The partnership between PAS and Bersatu that formed the backbone of the Perikatan Nasional coalition is increasingly strained by internal power struggles, with both parties seeking to consolidate control over what analysts describe as the bloc's most valuable electoral asset—the Perikatan Nasional brand itself. This tension underscores a fundamental challenge facing Malaysian opposition politics: the growing realisation that a coalition's collective identity can outweigh the sum of its constituent parties, creating fierce competition for stewardship of that asset.
What makes this dynamic particularly significant is the empirical reality that political analysts have identified: the Perikatan Nasional name and symbol hold considerably greater appeal among Malaysian voters than either the PAS or Bersatu flags independently. This finding transforms internal coalition management from a matter of administrative convenience into a zero-sum competition for political legitimacy and electoral advantage. The party that successfully positions itself as the authentic custodian of Perikatan Nasional's political project stands to capture disproportionate credit for any electoral victories, while the other risks being relegated to junior-partner status despite contributing substantially to the coalition's formation and success.
For PAS, which has historically operated as an Islamist-focused party with deep grassroots networks particularly in rural Malaysia, the Perikatan Nasional platform offers an opportunity to project itself as a major national political force rather than a single-issue party. The coalition's broader appeal allows PAS to contest constituencies and demographic segments that might otherwise view the party as too ideologically narrow. Conversely, Bersatu, a relative newcomer to Malaysian politics formed by former Prime Minister Mahathir Mohamad and subsequently led by Muhyiddin Yassin, lacks the institutional depth and nationwide infrastructure of PAS but has cultivated a reputation as a pragmatic political vehicle capable of coalition-building across traditional divides.
The struggle for control of the Perikatan Nasional brand reflects deeper anxieties within the coalition about post-election governance arrangements and ministerial portfolio distribution. In Malaysian politics, where patronage networks and resource allocation through government positions remain central to party survival, control over a popular coalition brand directly translates into negotiating leverage during government formation. The party that can claim primary ownership of Perikatan Nasional's electoral success will find itself in a stronger position to demand the most attractive ministerial positions, access to federal funding mechanisms, and influence over policy direction.

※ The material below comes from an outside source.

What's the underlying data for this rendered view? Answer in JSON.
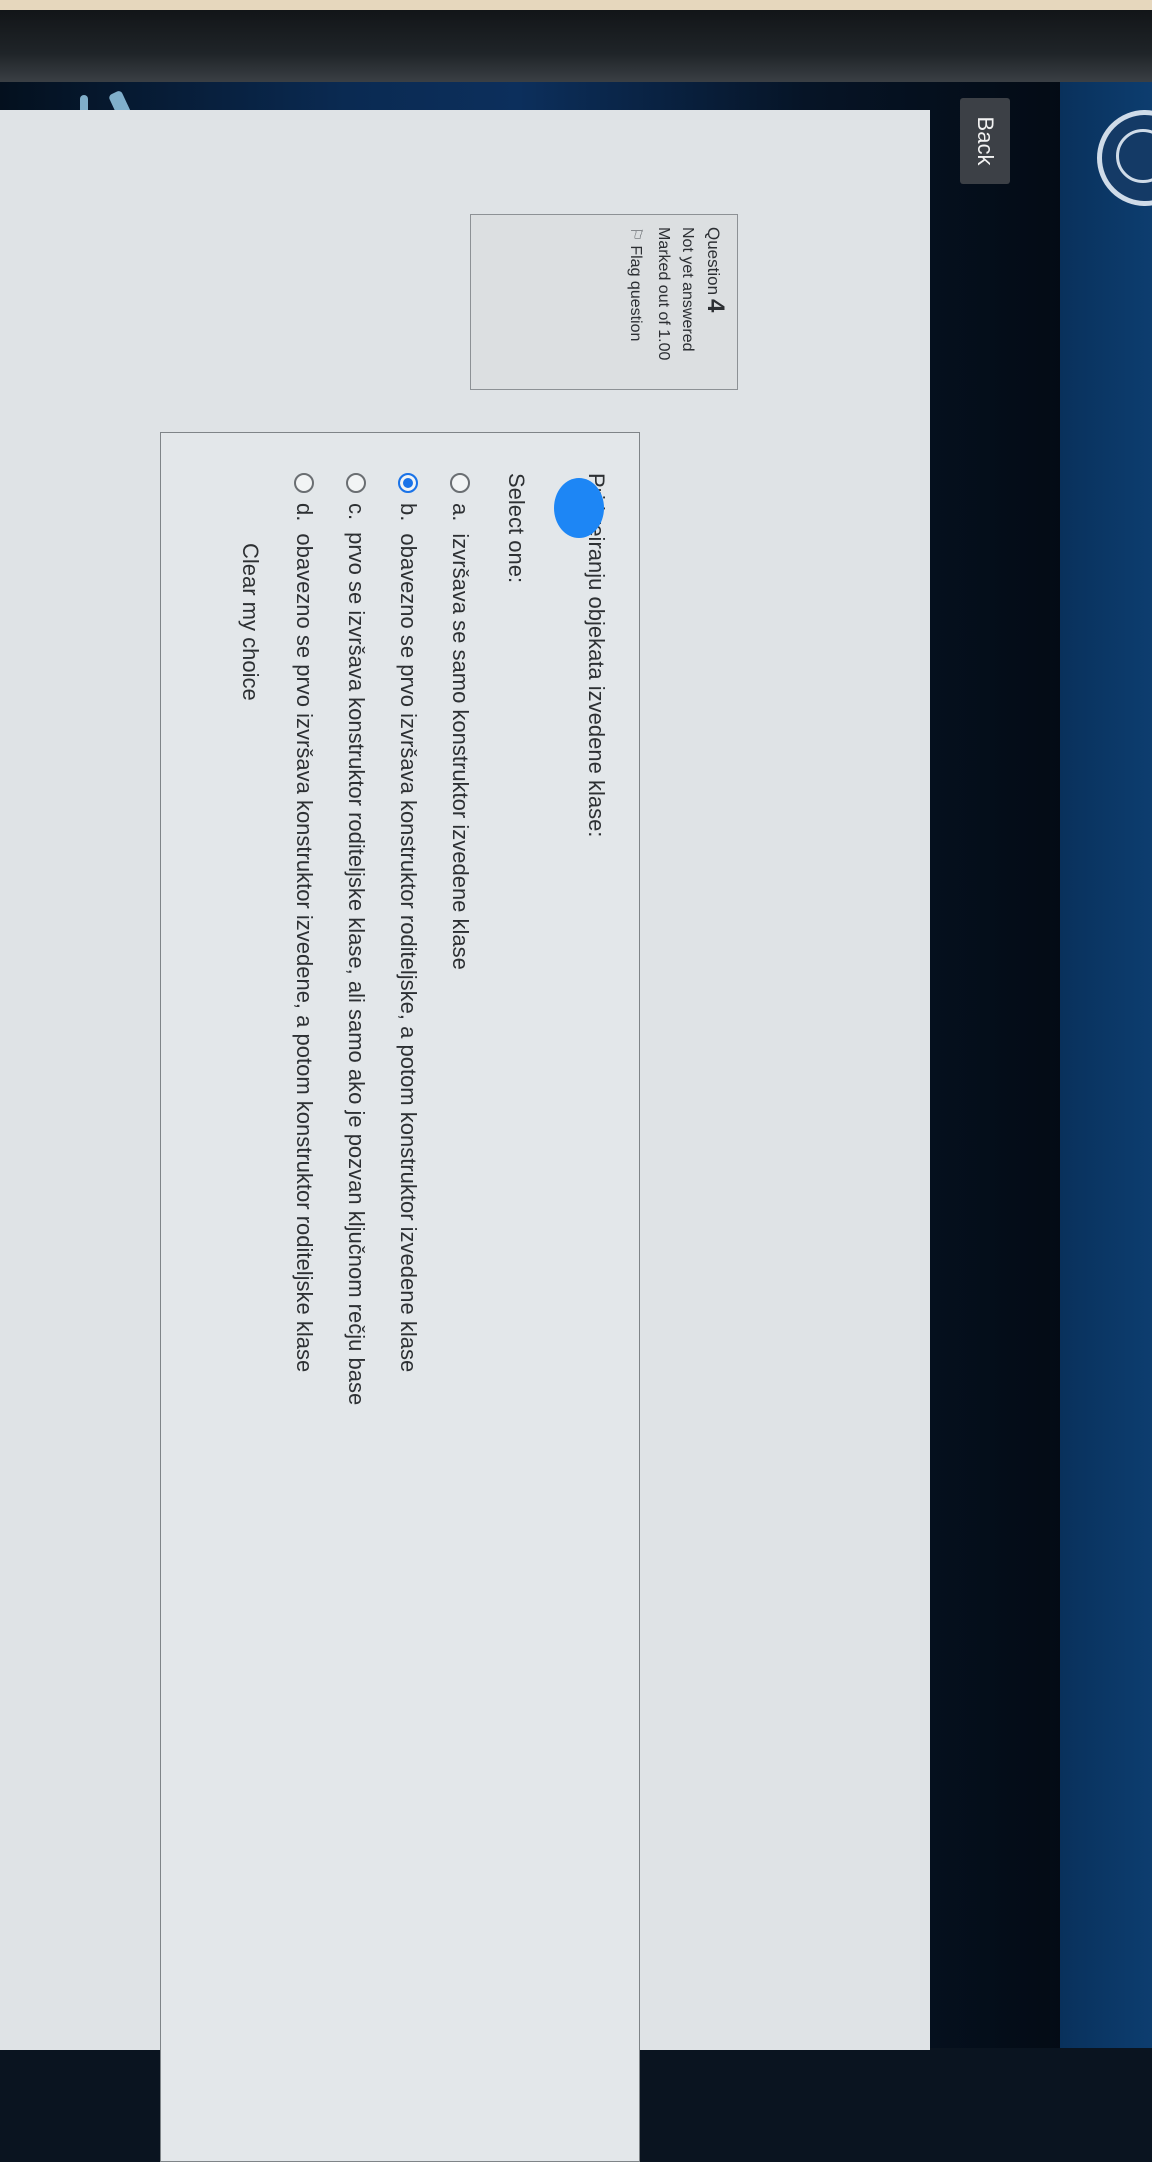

Analysts observing this intra-coalition dynamic point to several destabilising factors that could intensify the rivalry. First, Malaysia's electoral system rewards coalition unity for seat maximisation but provides limited mechanisms for fairly apportioning electoral spoils after victory. Parties must negotiate settlements case-by-case, creating perpetual friction points. Second, both PAS and Bersatu harbour distinct geographical strongholds—PAS dominates certain northern states and has consolidated control in Kelantan and Terengganu, while Bersatu's support base remains geographically dispersed and more volatile. This territorial imbalance means the parties cannot easily divide Malaysia into non-competing zones; instead, they must compete directly in many constituencies under a single Perikatan Nasional banner.
The perception that Perikatan Nasional's brand outperforms its component parties also generates psychological pressure within the coalition. Party activists and elected representatives may increasingly question why they should remain loyal to organisational structures that appear to diminish rather than enhance their political prospects. This alienation can drive intra-party defections or reduce volunteer enthusiasm for ground-level campaigning, ultimately weakening the coalition's electoral machinery despite its favourable public image. For voters, conversely, the strength of the Perikatan Nasional brand may mean they vote for the coalition while remaining indifferent to the ideological or organisational preferences of either PAS or Bersatu, further reducing party-specific loyalty.
Regional implications of this struggle merit consideration. Southeast Asian opposition coalitions often face similar pressures when component parties maintain distinct social bases while operating under collective electoral platforms. The Malaysian experience could provide instructive lessons for opposition movements elsewhere in the region—particularly regarding mechanisms for managing intra-coalition competition without sacrificing the unity necessary to challenge incumbents. The tension between PAS and Bersatu also influences calculations among smaller parties considering whether to join, leave, or maintain arm's-length relationships with Perikatan Nasional.
Looking forward, the trajectory of this internal struggle will depend partly on whether the coalition can translate its electoral brand appeal into actual electoral victories. A successful performance would likely intensify competition for credit and control, while sustained electoral disappointment might force both parties to prioritise coalition preservation over internal dominance. How PAS and Bersatu navigate this balance will reveal much about the maturity of Malaysian opposition politics and the sustainability of alliance-based governance in a country accustomed to majoritarian political structures.